The payment agreed upon for the purchase of Staten Island conveyed this day by the
Indian Sachem Proprietors is1. Fower hundred fathom of wampum
2. Thirty Match Coats
3. Eight Coats of Duzzens made up
4. Thirty Shirts
5. Thirty Kettles
6. Twenty Guns
7. A Firkin of Powder
8. Sixty Barres of Load
9. Thirty Axes
10. Thirty Howes
11. Fifty Knives 
This is the list of items the Lenni-Lenape Sachem accepted as payment for Staten Island.
Memorandum It is covenanted and agreed upon by and between the within mentioned Francis Lovelace Esq.
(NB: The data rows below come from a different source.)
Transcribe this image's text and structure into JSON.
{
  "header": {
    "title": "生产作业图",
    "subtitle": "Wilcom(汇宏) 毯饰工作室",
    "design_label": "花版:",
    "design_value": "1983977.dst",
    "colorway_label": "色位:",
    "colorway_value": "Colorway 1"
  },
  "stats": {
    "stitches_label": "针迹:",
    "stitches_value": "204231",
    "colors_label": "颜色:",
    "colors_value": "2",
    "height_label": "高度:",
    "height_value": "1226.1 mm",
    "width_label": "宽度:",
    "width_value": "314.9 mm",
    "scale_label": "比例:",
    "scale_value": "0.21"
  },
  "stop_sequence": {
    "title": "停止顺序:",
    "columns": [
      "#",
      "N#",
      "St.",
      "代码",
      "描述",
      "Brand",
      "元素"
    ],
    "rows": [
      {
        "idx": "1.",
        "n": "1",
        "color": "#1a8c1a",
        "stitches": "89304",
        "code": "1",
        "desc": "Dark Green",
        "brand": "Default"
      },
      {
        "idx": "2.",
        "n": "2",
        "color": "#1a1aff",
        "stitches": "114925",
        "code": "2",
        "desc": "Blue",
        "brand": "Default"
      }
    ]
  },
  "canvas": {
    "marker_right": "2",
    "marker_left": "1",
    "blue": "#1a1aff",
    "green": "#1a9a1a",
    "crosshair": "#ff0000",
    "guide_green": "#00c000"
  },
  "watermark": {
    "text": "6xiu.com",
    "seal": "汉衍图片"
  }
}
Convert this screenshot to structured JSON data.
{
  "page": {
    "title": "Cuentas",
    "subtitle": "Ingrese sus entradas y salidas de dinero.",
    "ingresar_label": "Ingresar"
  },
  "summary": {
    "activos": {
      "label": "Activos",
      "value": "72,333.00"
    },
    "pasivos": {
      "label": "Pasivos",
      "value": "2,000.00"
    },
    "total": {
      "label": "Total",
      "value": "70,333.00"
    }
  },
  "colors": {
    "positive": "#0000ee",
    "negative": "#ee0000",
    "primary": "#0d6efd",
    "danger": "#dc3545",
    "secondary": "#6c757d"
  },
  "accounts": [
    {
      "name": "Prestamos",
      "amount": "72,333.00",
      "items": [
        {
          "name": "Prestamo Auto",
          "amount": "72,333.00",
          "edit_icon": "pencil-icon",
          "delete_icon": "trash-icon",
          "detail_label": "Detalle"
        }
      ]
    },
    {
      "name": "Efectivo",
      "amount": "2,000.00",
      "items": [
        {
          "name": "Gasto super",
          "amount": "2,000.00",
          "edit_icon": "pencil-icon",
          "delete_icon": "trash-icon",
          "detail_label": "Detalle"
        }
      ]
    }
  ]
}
Governor etc. for and on the behalf of his Royal Highness and the within written Sachems on the behalf of themselves and all others concerned before then sealing and delivery hereof, that two or three of the said Sachems their heirs or successors or so many persons employed by them shall once every year upon the First day of May yearly after their surrender repair to this fort to acknowledge their sale of the said Staten Island to the Governor or his successor to continue a mutual friendship between them, As witness their hands.

FRANCIS LOVELACE

 

Note: Every year on May 1, the Sachem and their heirs will visit New York City to commemorate this agreement and ensure friendship between our peoples.

FRANCIS LOVELACE

Memorandum That the young Indians not being present at the sealing and delivery of the within written deed it was again delivered and acknowledged before them whose names are underwritten as witnesses. April the 15th 1670

The mark of Pewowahone, about 5 years old, a boy.
The mark of Rokoques, about 6 years old, a girl.
The mark of Shinguinnemo, about 12 years old, a girl.
The mark of Kanarehante, about 12 years old, a girl.
The mark of Mahquadus about 15 years old, a young man.
The mark of Asheharewes, about 20 years old, a young man.

 

NOTE: On April 15, 1760, six Lenni-Lenape youths signed the treaty as well, to guarantee that future generations would honor it.

Deed for Purchase of Staten Island, 1670. New-York Historical Society Library.